Several factors enhance the reliability of our results. Firstly, we only
included RCTs in our analysis, which generally tend to have lesser
confounders when compared to observational studies. Add to that, all of
the trials included in our analysis were judged as having a low to
moderate risk of bias. Moreover, we performed an exhaustive literature
search, consisting of multiple databases which reduce the risk of
publication bias. We observed low to moderate heterogeneity in all of
our outcomes.
Despite our best efforts, this study has some limitations. Firstly, our
analysis lacks sufficient power. Therefore, our findings should be
considered rather exploratory than definitive. Secondly, we had to
account for methodological heterogeneity among trials, as such, we had
to use a random-effects model for our analysis. Furthermore, there was
one significant difference between our trials.

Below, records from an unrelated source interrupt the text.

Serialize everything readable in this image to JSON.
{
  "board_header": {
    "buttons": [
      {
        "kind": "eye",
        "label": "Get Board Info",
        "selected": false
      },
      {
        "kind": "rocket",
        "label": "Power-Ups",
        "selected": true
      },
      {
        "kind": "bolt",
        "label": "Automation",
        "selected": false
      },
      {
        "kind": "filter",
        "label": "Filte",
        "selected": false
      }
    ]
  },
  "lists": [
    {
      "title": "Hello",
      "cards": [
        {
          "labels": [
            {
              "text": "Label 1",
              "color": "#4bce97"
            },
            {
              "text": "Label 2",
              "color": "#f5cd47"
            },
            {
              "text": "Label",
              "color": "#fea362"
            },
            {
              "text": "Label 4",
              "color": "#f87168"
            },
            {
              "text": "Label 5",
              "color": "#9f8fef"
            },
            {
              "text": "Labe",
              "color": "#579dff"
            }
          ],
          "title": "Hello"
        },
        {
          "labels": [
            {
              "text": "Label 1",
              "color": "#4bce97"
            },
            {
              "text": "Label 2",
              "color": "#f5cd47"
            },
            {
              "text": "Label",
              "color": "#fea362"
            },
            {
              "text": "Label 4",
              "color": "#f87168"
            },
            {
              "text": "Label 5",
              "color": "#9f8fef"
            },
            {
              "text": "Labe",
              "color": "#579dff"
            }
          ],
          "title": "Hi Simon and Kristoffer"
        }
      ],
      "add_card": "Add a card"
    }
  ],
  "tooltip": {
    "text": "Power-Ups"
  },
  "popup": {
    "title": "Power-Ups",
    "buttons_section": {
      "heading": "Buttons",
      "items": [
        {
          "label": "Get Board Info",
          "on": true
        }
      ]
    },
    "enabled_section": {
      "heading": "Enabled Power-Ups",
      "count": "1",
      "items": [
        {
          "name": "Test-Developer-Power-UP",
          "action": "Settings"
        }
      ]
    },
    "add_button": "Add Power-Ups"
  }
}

Some of the trials
consisted of hospitalized patients while the rest consisted of patients
from the outpatient department (OPD) who had mild to moderate Covid-19
infection. Due to lack of power and insufficient number of studies a
sub-group analysis comparing the effects of molnupiravir in both
populations could not be performed. All of the trials included in this
study excluded pregnant and lactating patients which is why no
pregnancy-related adverse events or teratogenic effects of the drug
could be evaluated. Patients with SARS-CoV-2 vaccinations were also not
available in any of the trials so a drug interaction between the vaccine
and molnupiravir could not be studied.